21. The Mojojojo Mar 25th, 2007 at 5:03 am
Finally we can enjoy underwater lovemaking, damn i hated those tanks..
22. Bruce Ramsey Mar 25th, 2007 at 7:36 am
Way cool! And invented by someone from Israel, too. WHY is it that the Jews perform so many technological miracles and the
Muslims…well, you know?
23. Friend Mar 25th, 2007 at 10:23 am
Interesting. It will have to account for Henry's Law in that it will need to work harder at greater depths to produce
the same amount of oxygen. A simple depth
gauge wouldn't work b/c of the high cost of being wrong, so there must be an interesting
negative feedback loop setup measuring the actual production of oxygen.
Good article!
24. Stephen Mar 25th, 2007 at 11:56 am
There are however a few unanswered questions and problems with this system…..
Firstly, to breath at depth we need pressurized air to expand our lungs, our diaphragms and intercostal muscles are
insufficient to inflate our lungs at depths
much greater than 2 metres. In that case, Henry's Law or not, you would lose out by
the fact that any extra O2 stored in pressurized water would need to be
used in pressurising the breathable gasses.

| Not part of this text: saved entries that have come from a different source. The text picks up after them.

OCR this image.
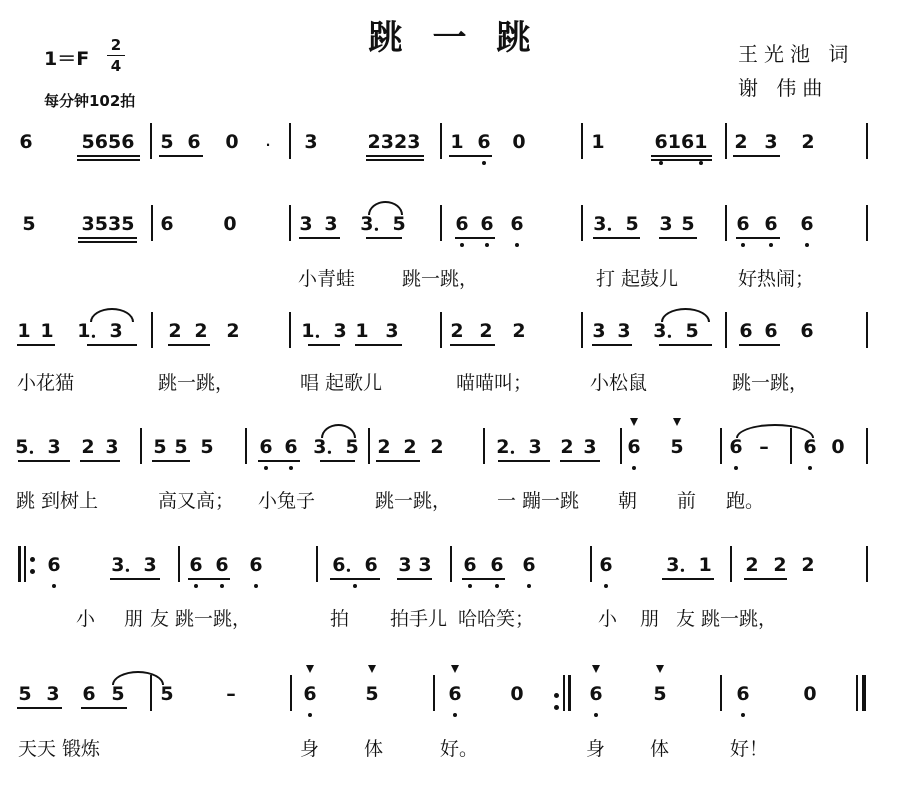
跳一跳
1＝F
2
4
每分钟102拍
王光池 词
谢 伟曲
6	5656 5 6 0	3	2323 1 6 0	1	6161 2 3 2
.
5 3535 6	0	3 3 3．5	6 6 6	3．5 3 5 6 6 6
小青蛙 跳一跳，	打 起鼓儿	好热闹；
1 1 1．3 2 2 2	1．3 1 3	2 2 2	3 3 3．5 6 6 6
小花猫	跳一跳，	唱 起歌儿	喵喵叫；	小松鼠	跳一跳，
5．3 2 3 5 5 5 6 6 3．5 2 2 2	2．3 2 3 6 5 6 – 6 0
跳 到树上	高又高； 小兔子	跳一跳， 一 蹦一跳 朝 前 跑。
6	3．3 6 6 6	6．6 3 3 6 6 6	6	3．1 2 2 2
小 朋 友 跳一跳，	拍 拍手儿 哈哈笑；	小 朋 友 跳一跳，
5 3 6 5 5	–	6	5	6	0	6	5	6	0
天天 锻炼	身 体	好。	身 体	好！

Secondly, breathing pure O2 at depth is fraught with it's own dangers of narcosis effects, as discovered by
WWII frogmen….hence SCUBA uses Air, Nitrox,
Heli-Ox etc and never pure O2. I may be wrong but I'm not aware that Nitrogen
dissolves all that well in water.
Thirdly, it would be a folly to make any comparison between how this machine works and a fish's ability to
extract O2 from water as they have blood that is
very very good at drawing the oxygen out of the water at very little loss.
In all I would suspect that this device might be able to draw oxygen from the water, but whether or
not we could breath it is a different matter.
25. Diver Mar 25th, 2007 at 2:06 pm
‘well you know', what?
Bruce you had to bring religion, politics and your ugly side out, get a life man, go dive, meet people, jews,
christians, muslims, athiests for all I care maybe
you'll learn a thing or two and we'd have one less ignorant's filth
staining our world…
Thanks to everyone that is sharing their invaluable analysis and knowledge.
26. Benny Mar 26th, 2007 at 10:03 am
Israeli vaporware. The only thing that desolves is the investors money.
27. Silver Mar 26th, 2007 at 5:42 pm
Professor, you're not too sharp at detecting the sarcasm, you numbbrain.
It cannot be closed circuit - by definition is has an intake and is therefore open circuit.
“Studies have shown that in a depth of 200m below the sea there is still about 1.5% of dissolved air” Where did this
information come from? What does 1.5%
mean - 1.5% of the amount at the compared to that at the surface?
This means processing a large volume of water: If you use 1 unit mass of air at the surface then that amount of
air will be contained with approx 66 times that
volume at depth.
1.5% of mass is air at that depth?
This makes life a bit easier. A few grams of air can come from a couple of hundred grams of water.
So, any volunteers for the first dive to 200m?